COUR D'APPEL D'AIX-EN-PROVENCE
PARQUET GENERAL
R. G. N° : 99/01884 - Audience du 19 Décembre 2000 1ère Chambre Civile A
CONCLUSIONS DU MINISTERE PUBLIC
LE PROCUREUR GENERAL Près la COUR D'APPEL D'AIX-EN-PROVENCE,
Vu la procédure en cuse d'Appel suivie entre :
Mr Robert ALESSANDRI, demeurant 81, Rue Auguste BLANQUI, 13005 MARSEILLE,
pris en ses qualités de Directeur et Rédacteur en Chef de la
revue "UNIVERS OVNI" et en tant qu'auteur d'articles parus dans cette revue,
APPELANT,
Représenté par la S. C. P. LIBERAS-BUVAT-MICHOTEY, Avoués,
Plaidant par Maître RANCAN, Avocat au barreau d'AIX-EN-PROVENCE,
ET :
Mr Jean-Jacques VELASCO, demeurant [...]
INTIME,
Représenté par la S. C. P. TOLLINCHI & PERRET, Avoués,
Plaidant par Maître BARTHET, Avocat au Barreau de TOULOUSE,
Vu le Jugement rendu par le Tribunal de Grande Instance de MARSEILLE le 26 Novembre 1998 et dont Appel,
A l'honneur d'exposer ce qui suit :
I - FAITS ET PROCEDURE
1° - Mr Jean-Jacques VELASCO est le responsable du Service d'Expertise
des Phénomènes de Rentrées Atmosphérique dit
SEPRA. Il s'agit d'un Service du Centre National d'Etudes Spatiales (C. N. E. S.).
Une Association d'Etudes des Manifestations d'Intelligences non Humaines,
dite "I. N. H. Evidence", fait paraître une revue intitulée
"UNIVERS OVNI" dont le Directeur de la Publication et le Rédacteur
en Chef est Mr Robert ALESSANDRI sous la plume de qui paraissent des articles
dans ce périodique.
2° - Par acte d'huissier en date du 29 décembre 1997, Mr Jean-Jacques
VELASCO faisait assigner Mr Robert ALESSANDRI, en ses qualités de
Directeur de la Publication et de Rédacteur en Chef de la revue précitée
ainsi qu'en tant qu'auteur de deux articles publiés dans ledit périodique
(N° 2 couvrant la période d'Octobre à Décembre
1997), en responsabilité du dommage qu'il disait lui avoir été
causé en pareille circonstance du fait de telles publications, sur
le fondement de l'Article 1382 du Code Civil, ainsi qu'en paiement de dommages-intérêts,
outre l'application de l'article 700 du Nouveau Code de Procédure
Civile.
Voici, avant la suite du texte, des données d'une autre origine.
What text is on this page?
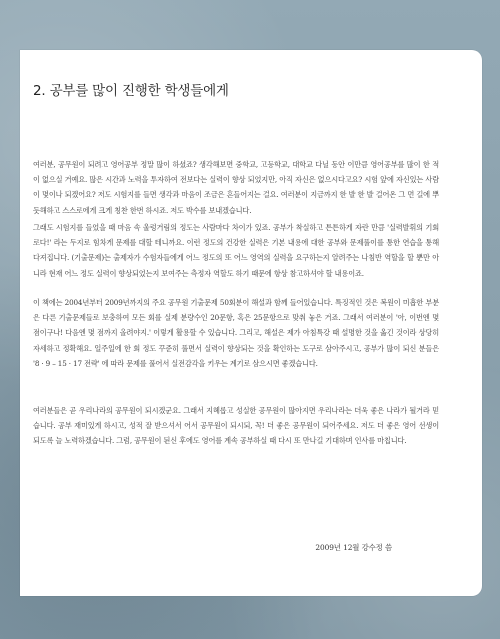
2. 공부를 많이 진행한 학생들에게

여러분, 공무원이 되려고 영어공부 정말 많이 하셨죠? 생각해보면 중학교, 고등학교, 대학교 다닐 동안 이만큼 영어공부를 많이 한 적이 없으실 거예요. 많은 시간과 노력을 투자하여 전보다는 실력이 향상 되었지만, 아직 자신은 없으시다고요? 시험 앞에 자신있는 사람이 몇이나 되겠어요? 저도 시험지를 들면 생각과 마음이 조금은 흔들어지는 걸요. 여러분이 지금까지 한 발 한 발 걸어온 그 먼 길에 뿌듯해하고 스스로에게 크게 칭찬 한번 하시죠. 저도 박수를 보내겠습니다.

그래도 시험지를 들었을 때 마음 속 울렁거림의 정도는 사람마다 차이가 있죠. 공부가 착실하고 튼튼하게 자란 만큼 '실력발휘의 기회로다!' 라는 두지로 힘차게 문제를 대할 테니까요. 이런 정도의 건강한 실력은 기본 내용에 대한 공부와 문제풀이를 통한 연습을 통해 다져집니다. (기출문제)는 출제자가 수험자들에게 어느 정도의 또 어느 영역의 실력을 요구하는지 알려주는 나침반 역할을 할 뿐만 아니라 현재 어느 정도 실력이 향상되었는지 보여주는 측정자 역할도 하기 때문에 항상 참고하셔야 할 내용이죠.

이 책에는 2004년부터 2009년까지의 주요 공무원 기출문제 50회분이 해설과 함께 들어있습니다. 특징적인 것은 복원이 미흡한 부분은 다른 기출문제들로 보충하여 모든 회를 실제 분량수인 20문항, 혹은 25문항으로 맞춰 놓은 거죠. 그래서 여러분이 '아, 이번엔 몇 점이구나! 다음엔 몇 점까지 올려야지.' 이렇게 활용할 수 있습니다. 그리고, 해설은 제가 아침특강 때 설명한 것을 옮긴 것이라 상당히 자세하고 정확해요. 일주일에 한 회 정도 꾸준히 풀면서 실력이 향상되는 것을 확인하는 도구로 삼아주시고, 공부가 많이 되신 분들은 '8 · 9 – 15 · 17 전략' 에 따라 문제를 풀어서 실전감각을 키우는 계기로 삼으시면 좋겠습니다.

여러분들은 곧 우리나라의 공무원이 되시겠군요. 그래서 지혜롭고 성실한 공무원이 많아지면 우리나라는 더욱 좋은 나라가 될거라 믿습니다. 공부 재미있게 하시고, 성적 잘 받으셔서 어서 공무원이 되시되, 꼭! 더 좋은 공무원이 되어주세요. 저도 더 좋은 영어 선생이 되도록 늘 노력하겠습니다. 그럼, 공무원이 된신 후에도 영어를 계속 공부하실 때 다시 또 만나길 기대하며 인사를 마칩니다.

2009년 12월 강수정 씀
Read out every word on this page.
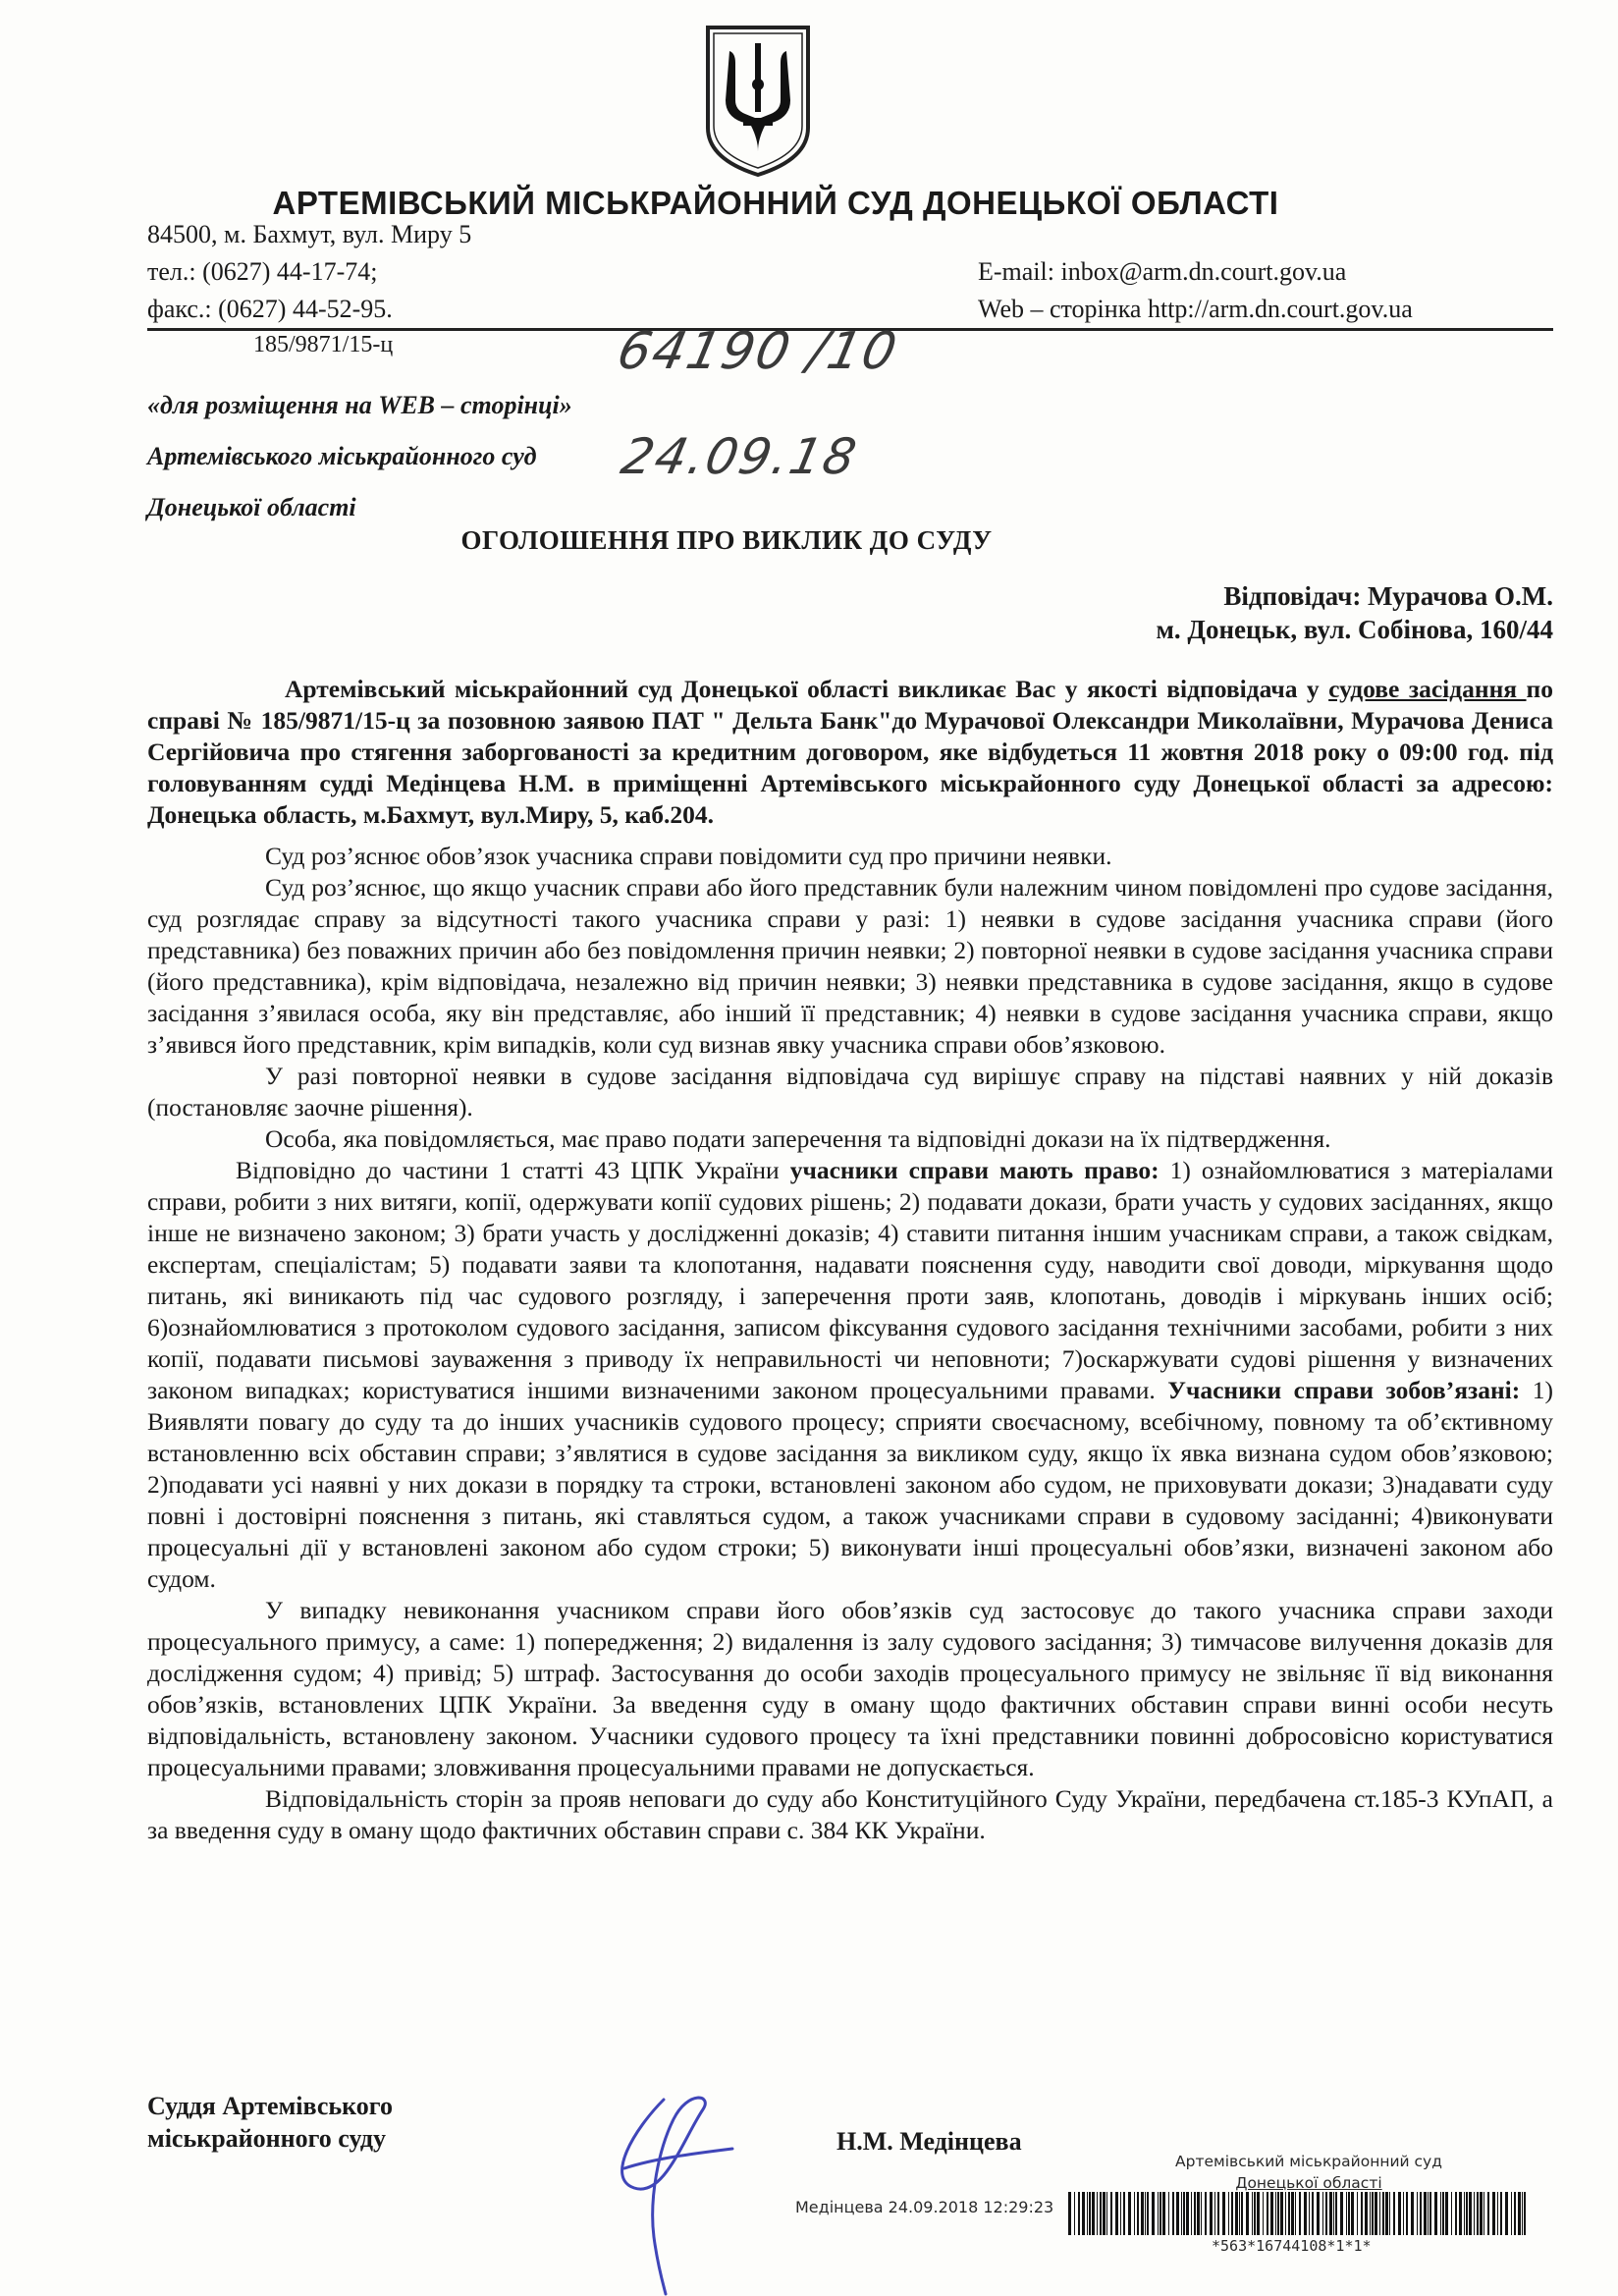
АРТЕМІВСЬКИЙ МІСЬКРАЙОННИЙ СУД ДОНЕЦЬКОЇ ОБЛАСТІ
84500, м. Бахмут, вул. Миру 5
тел.: (0627) 44-17-74;
факс.: (0627) 44-52-95.
E-mail: inbox@arm.dn.court.gov.ua
Web – сторінка http://arm.dn.court.gov.ua
185/9871/15-ц	64190 /10
24.09.18
«для розміщення на WEB – сторінці»
Артемівського міськрайонного суд
Донецької області
ОГОЛОШЕННЯ ПРО ВИКЛИК ДО СУДУ
Відповідач: Мурачова О.М.
м. Донецьк, вул. Собінова, 160/44

Артемівський міськрайонний суд Донецької області викликає Вас у якості відповідача у судове засідання по справі № 185/9871/15-ц за позовною заявою ПАТ " Дельта Банк"до Мурачової Олександри Миколаївни, Мурачова Дениса Сергійовича про стягення заборгованості за кредитним договором, яке відбудеться 11 жовтня 2018 року о 09:00 год. під головуванням судді Медінцева Н.М. в приміщенні Артемівського міськрайонного суду Донецької області за адресою: Донецька область, м.Бахмут, вул.Миру, 5, каб.204.

Суд роз’яснює обов’язок учасника справи повідомити суд про причини неявки.

Суд роз’яснює, що якщо учасник справи або його представник були належним чином повідомлені про судове засідання, суд розглядає справу за відсутності такого учасника справи у разі: 1) неявки в судове засідання учасника справи (його представника) без поважних причин або без повідомлення причин неявки; 2) повторної неявки в судове засідання учасника справи (його представника), крім відповідача, незалежно від причин неявки; 3) неявки представника в судове засідання, якщо в судове засідання з’явилася особа, яку він представляє, або інший її представник; 4) неявки в судове засідання учасника справи, якщо з’явився його представник, крім випадків, коли суд визнав явку учасника справи обов’язковою.

У разі повторної неявки в судове засідання відповідача суд вирішує справу на підставі наявних у ній доказів (постановляє заочне рішення).

Особа, яка повідомляється, має право подати заперечення та відповідні докази на їх підтвердження.

Відповідно до частини 1 статті 43 ЦПК України учасники справи мають право: 1) ознайомлюватися з матеріалами справи, робити з них витяги, копії, одержувати копії судових рішень; 2) подавати докази, брати участь у судових засіданнях, якщо інше не визначено законом; 3) брати участь у дослідженні доказів; 4) ставити питання іншим учасникам справи, а також свідкам, експертам, спеціалістам; 5) подавати заяви та клопотання, надавати пояснення суду, наводити свої доводи, міркування щодо питань, які виникають під час судового розгляду, і заперечення проти заяв, клопотань, доводів і міркувань інших осіб; 6)ознайомлюватися з протоколом судового засідання, записом фіксування судового засідання технічними засобами, робити з них копії, подавати письмові зауваження з приводу їх неправильності чи неповноти; 7)оскаржувати судові рішення у визначених законом випадках; користуватися іншими визначеними законом процесуальними правами. Учасники справи зобов’язані: 1) Виявляти повагу до суду та до інших учасників судового процесу; сприяти своєчасному, всебічному, повному та об’єктивному встановленню всіх обставин справи; з’являтися в судове засідання за викликом суду, якщо їх явка визнана судом обов’язковою; 2)подавати усі наявні у них докази в порядку та строки, встановлені законом або судом, не приховувати докази; 3)надавати суду повні і достовірні пояснення з питань, які ставляться судом, а також учасниками справи в судовому засіданні; 4)виконувати процесуальні дії у встановлені законом або судом строки; 5) виконувати інші процесуальні обов’язки, визначені законом або судом.

У випадку невиконання учасником справи його обов’язків суд застосовує до такого учасника справи заходи процесуального примусу, а саме: 1) попередження; 2) видалення із залу судового засідання; 3) тимчасове вилучення доказів для дослідження судом; 4) привід; 5) штраф. Застосування до особи заходів процесуального примусу не звільняє її від виконання обов’язків, встановлених ЦПК України. За введення суду в оману щодо фактичних обставин справи винні особи несуть відповідальність, встановлену законом. Учасники судового процесу та їхні представники повинні добросовісно користуватися процесуальними правами; зловживання процесуальними правами не допускається.

Відповідальність сторін за прояв неповаги до суду або Конституційного Суду України, передбачена ст.185-3 КУпАП, а за введення суду в оману щодо фактичних обставин справи с. 384 КК України.

Суддя Артемівського
міськрайонного суду	Н.М. Медінцева
Артемівський міськрайонний суд
Донецької області
Медінцева 24.09.2018 12:29:23
*563*16744108*1*1*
À cet égard, le demandeur faisait alors état
d'un article signé par Mr Robert ALESSANDRI, publié entre les
pages 16 à 29 du numéro incriminé sous le titre :
"LE CULTE DU 5 NOVEMBRE 1990". Ainsi, il se plaignait de passages écrits
mettant en cause sa compétence professionnelle et son sérieux.
Par conclusions subséquentes signifiées le 22 Juin 1998, Mr
Jean-Jacques VELASCO faisait observer que Mr Robert ALESSANDRI avait réitéré
ses dires "diffamatoires et injurieux" dans le dernier bulletin de liaison
de l'Association d'Etudes des Manifestations d'Intelligences non Humaines,
dite I. N. H. Evidence, d'où une volonté manifeste
de nuire de la part de l'auteur de ce dernier écrit.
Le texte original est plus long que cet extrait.